2002 Salt Lake City (Short Track Speed Skating)
Apolo Ohno was already burgeoning as the sport’s first mainstream star when, over a four-day stretch, he earned silver and gold medals in unexpected fashion. First, he flailed on his hands and knees across the finish line for silver in the 1000m after he and three other skaters fell in the final turn, going for gold. Australian underdog Steven Bradbury took the win as the only man left standing, but Ohno was praised for his grit and quick thinking. Then came the real controversy in the 1500m final. Ohno originally finished second again, this time to South Korean Kim Dong-Sung, but Kim was disqualified moments later for bumping Ohno during the race. Kim, on a victory lap, threw a South Korean flag onto the ice. The fallout continued. By various accounts, Ohno was dubbed “the most hated athlete in South Korea” by a Seoul newspaper and when he later returned for a World Cup competition there, he was accompanied by 100 police officers in riot gear at the airport. At the 2002 FIFA World Cup, South Korean Ahn Jung-Hwan referenced the DQ in a goal celebration of a 1-1 tie with the U.S., mimicking a short track skater’s striding motion. “We knew that our people still have some grudge against the United States for the skating incident, so we wanted to allay that with the goal ceremony,” Ahn told reporters after the game.

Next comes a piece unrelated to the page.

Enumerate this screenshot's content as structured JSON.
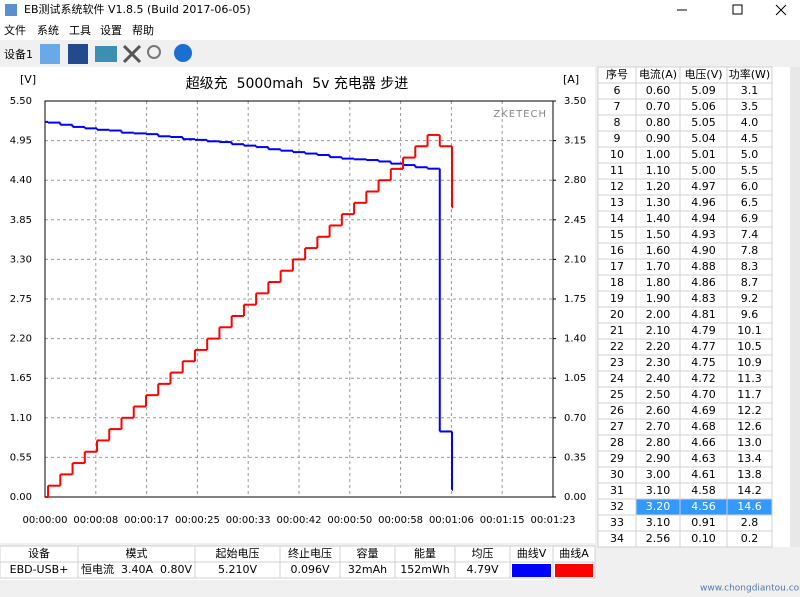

2002 Salt Lake City (Figure Skating)
An unprecedented second set of gold medals was awarded to Canadians Jamie Sale and David Pelletier in the pairs’ event after a French judge said she was pressured to rank them below Russians Yelena Berezhnaya and Anton Sikharulidze in what turned out to be a 5-4 judges’ decision. Later that year, figure skating’s judging system was overhauled. The 6.0 scale was thrown out. A code of points was instituted that, while undergoing tweaks, is still in place today.

2004 Athens
Gymnastics judging imbroglios in Greece ultimately helped expedite that sport’s judging system change. In the men’s all-around final, South Korean Yang Tae-Young‘s parallel bars score was protested by his federation two days after the event for having a start value one tenth too low. Had it been a tenth higher, Yang would have earned gold rather than the bronze behind American champion Paul Hamm. The International Gymnastics Federation ruled that Yang’s start value should have been a tenth higher but did not change the results (the Americans also noted that Yang was not penalized two tenths during his routine for having too many hangs). Nevertheless, FIG president Bruno Grandi then wrote Hamm a letter urging him to give the gold medal to Yang. A final South Korean appeal to the Court of Arbitration for Sport was denied, in part because the original protest was filed too late. Hamm remains the gold medalist. Later in the Athens Games, a booing crowd led to a score upgrade for Russian Alexei Nemov in the high bar final. Hamm was the next man up who had to wait nearly 10 minutes before the episode ended. Hamm ultimately earned silver, losing a tiebrearker to Italian Igor Cassina.